By being more conscious of my breathing, I have noticed that when my body stresses out over a negative thought, my breathing stops. It’s as though I breathe in and forget to breathe out. One example is when I’m driving my car and a squirrel runs out into the middle of the street. I notice that my body literally jolts, causing a pain in my stomach, a sense of an increase in blood pressure, a minor inhalation of breathe and a freeze in my breathing that stops me from fully breathing in. This also happens if I think that I forgot something from home while I’m driving to work. I’ll panic immediately after having the thought.
When I think about the issue afterwards, I recognize that it really is not a big deal if I forgot something from home. I have options such as driving back home, stopping at the store to buy the necessary item or just live without it for the day. I feel as though I have trained myself to react in this negative way because I have unconsciously acted this way for so many years. I am only recognizing these symptoms now because I am making a conscious effort to sense what I’m feeling both mentally and physically during these stressful moments. Identifying how my mind and body are working under these self-imposed stressful situations is the first big step in being able to make changes in how I react to thoughts that I perceive as negative.
In addition to focusing attention on the breath, it may be helpful to focus on a word or phrase, such as the word ‘one’ on the out breath. Yet sometimes I find that too much time goes by to wait for the out breath, so I will silently recite a word or phrase on both the in breath and out breath. My most used words are ‘in’ as I inhale and ‘out’ as I exhale. These one-syllable words work best for me when my mind is empty of thoughts. When my mind wanders, I find that reciting phrases fills up more space, which lessens the ability for thoughts to enter the mind.
However, even during times when I follow my breath and silently recite a word or phrase, my mind may still wander. In these instances I add a third focus. As I silently recite the word or phrase, I visualize the letters one by one, as though I am writing the word down in my mind. This additional step really helps. Also, I may recite the words out loud. Hearing my own voice seems to keep away the thoughts sometimes as well.
Completely eliminating thoughts is not necessarily the objective, although this task gets easier with practice. If a thought pops into your mind after a period of silence, this thought could be a clue that you have an un-reconciled issue to resolve. That’s because thoughts produce energy. So if we have un-resolved issues, it is possible that our bodies are carrying around this negative energy, which depletes our overall energy bank, leaving us tired and unable to focus fully in the present moment.
During stress, our sympathetic nervous system goes into full alert if we let the stress take over. Breathing exercises, meditation and other practices assist to strengthen the parasympathetic nervous system, which de-stresses the body. Daily breath work or meditation is necessary to strengthen the ability of the parasympathetic nervous system, and thus contain the sympathetic nervous system from over arousal. And with practice, the relaxation response can be implemented earlier on in stressful situations to retrain ourselves how to remain calm, and thus able to handle the situation in a productive manner.

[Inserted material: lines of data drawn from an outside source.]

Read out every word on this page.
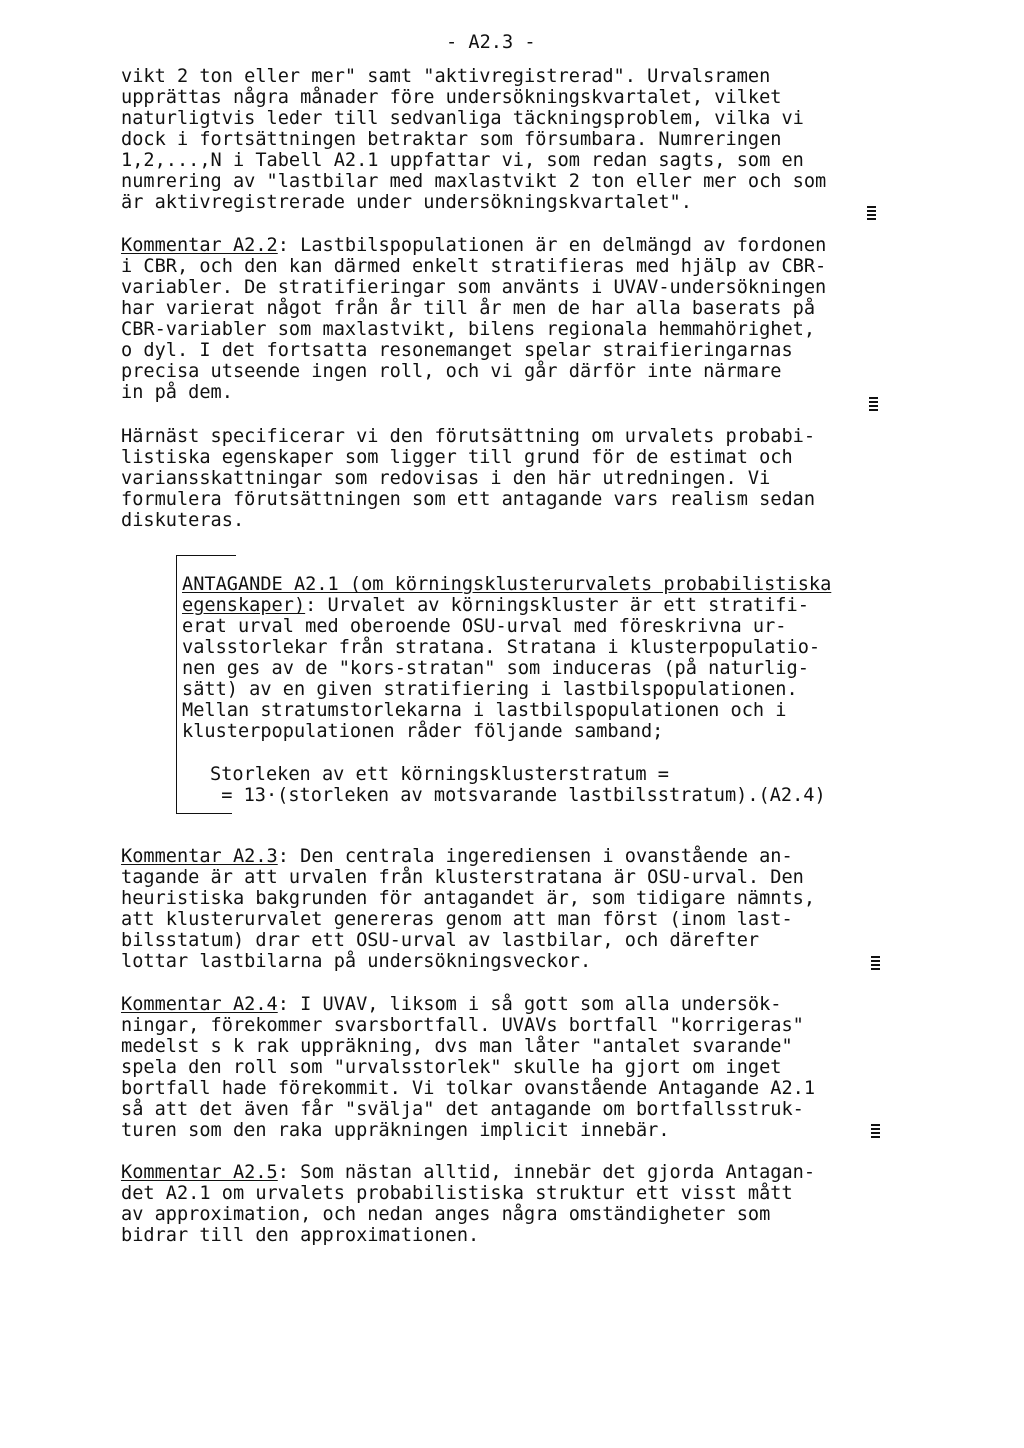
- A2.3 -
vikt 2 ton eller mer" samt "aktivregistrerad". Urvalsramen
upprättas några månader före undersökningskvartalet, vilket
naturligtvis leder till sedvanliga täckningsproblem, vilka vi
dock i fortsättningen betraktar som försumbara. Numreringen
1,2,...,N i Tabell A2.1 uppfattar vi, som redan sagts, som en
numrering av "lastbilar med maxlastvikt 2 ton eller mer och som
är aktivregistrerade under undersökningskvartalet".
Kommentar A2.2: Lastbilspopulationen är en delmängd av fordonen
i CBR, och den kan därmed enkelt stratifieras med hjälp av CBR-
variabler. De stratifieringar som använts i UVAV-undersökningen
har varierat något från år till år men de har alla baserats på
CBR-variabler som maxlastvikt, bilens regionala hemmahörighet,
o dyl. I det fortsatta resonemanget spelar straifieringarnas
precisa utseende ingen roll, och vi går därför inte närmare
in på dem.
Härnäst specificerar vi den förutsättning om urvalets probabi-
listiska egenskaper som ligger till grund för de estimat och
variansskattningar som redovisas i den här utredningen. Vi
formulera förutsättningen som ett antagande vars realism sedan
diskuteras.
ANTAGANDE A2.1 (om körningsklusterurvalets probabilistiska
egenskaper): Urvalet av körningskluster är ett stratifi-
erat urval med oberoende OSU-urval med föreskrivna ur-
valsstorlekar från stratana. Stratana i klusterpopulatio-
nen ges av de "kors-stratan" som induceras (på naturlig-
sätt) av en given stratifiering i lastbilspopulationen.
Mellan stratumstorlekarna i lastbilspopulationen och i
klusterpopulationen råder följande samband;
Storleken av ett körningsklusterstratum =
= 13·(storleken av motsvarande lastbilsstratum).(A2.4)
Kommentar A2.3: Den centrala ingerediensen i ovanstående an-
tagande är att urvalen från klusterstratana är OSU-urval. Den
heuristiska bakgrunden för antagandet är, som tidigare nämnts,
att klusterurvalet genereras genom att man först (inom last-
bilsstatum) drar ett OSU-urval av lastbilar, och därefter
lottar lastbilarna på undersökningsveckor.
Kommentar A2.4: I UVAV, liksom i så gott som alla undersök-
ningar, förekommer svarsbortfall. UVAVs bortfall "korrigeras"
medelst s k rak uppräkning, dvs man låter "antalet svarande"
spela den roll som "urvalsstorlek" skulle ha gjort om inget
bortfall hade förekommit. Vi tolkar ovanstående Antagande A2.1
så att det även får "svälja" det antagande om bortfallsstruk-
turen som den raka uppräkningen implicit innebär.
Kommentar A2.5: Som nästan alltid, innebär det gjorda Antagan-
det A2.1 om urvalets probabilistiska struktur ett visst mått
av approximation, och nedan anges några omständigheter som
bidrar till den approximationen.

What a helpful post! I’ve found myself holding my breath as I play the piano in front of people. Yes, playing in front of people is stressful, but it’s equally enjoyable contributing at church. Needless to say, with less oxygen, I start to make mistakes. 🙂 I could easily say a phrase, or the words to the song, in a barely audible way, and that would make me remember to breathe… Great ideas. Thank you!

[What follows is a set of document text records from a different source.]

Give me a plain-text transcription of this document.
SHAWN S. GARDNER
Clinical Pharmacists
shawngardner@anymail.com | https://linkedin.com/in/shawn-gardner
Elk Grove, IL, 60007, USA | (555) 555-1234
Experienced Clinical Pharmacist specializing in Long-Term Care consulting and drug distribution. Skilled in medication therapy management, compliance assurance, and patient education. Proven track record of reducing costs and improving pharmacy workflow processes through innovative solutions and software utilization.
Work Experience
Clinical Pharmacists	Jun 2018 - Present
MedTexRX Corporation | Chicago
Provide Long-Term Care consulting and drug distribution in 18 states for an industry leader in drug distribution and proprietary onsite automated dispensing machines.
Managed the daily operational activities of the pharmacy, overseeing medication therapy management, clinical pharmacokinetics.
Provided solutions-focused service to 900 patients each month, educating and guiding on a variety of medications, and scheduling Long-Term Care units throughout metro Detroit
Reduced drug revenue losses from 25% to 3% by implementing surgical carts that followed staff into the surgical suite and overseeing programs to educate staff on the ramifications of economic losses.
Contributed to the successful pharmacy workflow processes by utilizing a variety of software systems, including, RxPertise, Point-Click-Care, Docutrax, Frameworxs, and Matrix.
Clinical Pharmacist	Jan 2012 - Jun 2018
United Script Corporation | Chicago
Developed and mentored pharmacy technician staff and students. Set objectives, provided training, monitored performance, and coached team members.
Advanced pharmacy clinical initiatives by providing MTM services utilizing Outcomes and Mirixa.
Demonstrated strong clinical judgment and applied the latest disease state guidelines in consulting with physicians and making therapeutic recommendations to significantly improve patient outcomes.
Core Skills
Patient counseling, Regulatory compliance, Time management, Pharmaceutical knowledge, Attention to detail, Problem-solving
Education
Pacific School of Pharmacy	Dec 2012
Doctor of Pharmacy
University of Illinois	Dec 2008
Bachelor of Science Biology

Hi Lori. Thanks for commenting. How awesome that you share your music with others. Another idea is to try Dr. Andrew Weil’s 4-7-8 breathing exercise right before your gig. Inhale for a count of 4. Hold breathe for 7. And exhale for 8. Do these steps four times. By exhaling longer than the inhale, more carbon dioxide will leave the lungs, freeing up space for fuller breathes of air. Continued success in your musical endeavors.